For all the promises of AI revolutionising work, recent findings highlight a paradox: productivity, the metric AI is supposed to supercharge, is still in decline. An article in The Register this week reports that while new Intel ‘AI PCs’ aim to enhance workflows, their complexity often overwhelms users, leaving them frustrated rather than empowered. Instead of simplifying work, poorly designed tools and new AI communication overheads can create more barriers, reducing productivity and eroding trust.
Is AI being overhyped for this kind of personal productivity, or are we failing to integrate it effectively? The answer lies not in AI itself but in how it’s implemented, understood, and utilised. Misaligned expectations, skill gaps, and inadequate design can undermine AI’s transformative potential. Yet, despite these challenges, AI’s capacity to reshape productivity remains unparalleled if we learn to harness it effectively.
The new OECD report “Miracle or Myth?” compares AI to electricity and the internet as a technology that could revive stagnating productivity. For businesses like Revolut, this means efficiency gains of up to 200% in certain teams. But rather than cutting staff, they’re reinvesting these gains to scale faster and grow.

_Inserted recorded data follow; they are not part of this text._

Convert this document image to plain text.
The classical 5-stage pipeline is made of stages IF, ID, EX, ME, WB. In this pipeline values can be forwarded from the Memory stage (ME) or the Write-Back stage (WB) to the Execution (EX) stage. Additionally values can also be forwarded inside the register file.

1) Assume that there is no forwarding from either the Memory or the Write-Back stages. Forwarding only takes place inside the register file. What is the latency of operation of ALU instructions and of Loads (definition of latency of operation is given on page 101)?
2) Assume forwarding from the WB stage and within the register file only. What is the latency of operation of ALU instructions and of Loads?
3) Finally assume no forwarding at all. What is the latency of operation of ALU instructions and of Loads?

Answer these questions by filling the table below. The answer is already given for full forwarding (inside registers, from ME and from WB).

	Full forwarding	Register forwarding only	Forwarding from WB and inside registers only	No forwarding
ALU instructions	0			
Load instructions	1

Yet there’s a clear mismatch between AI’s capabilities and workers’ readiness. Resume Genius found that while most believe AI could make them more productive, over half feel unprepared to use it well. This gap between optimism and preparedness holds back AI’s potential.
Startups show a different picture. The Scaling Through Chaos report shows they’re using AI not to replace jobs but reimagine them. Founders expect headcounts to grow, especially in engineering and product teams. AI creates demand for roles focused on building and improving AI systems.
Some roles, particularly in marketing and customer support, may shrink as automation improves. However, Revolut’s Chief Marketing Officer describes how AI lets smaller teams achieve what once needed large groups.
This points to a key truth: AI isn’t replacing humans but changing how we work. By handling routine tasks, it lets us focus on innovation and complex problems. But this needs deliberate action. As Job van der Voort of Remote notes, teams must experiment and learn by doing, to overcome the adoption hurdles.
Takeaways: Organisations need to focus on training and integration alongside AI adoption. The winners will be those who use AI to amplify human capabilities and give their teams the necessary support and space to transition. Start small, learn fast, and keep humans at the centre of your strategy.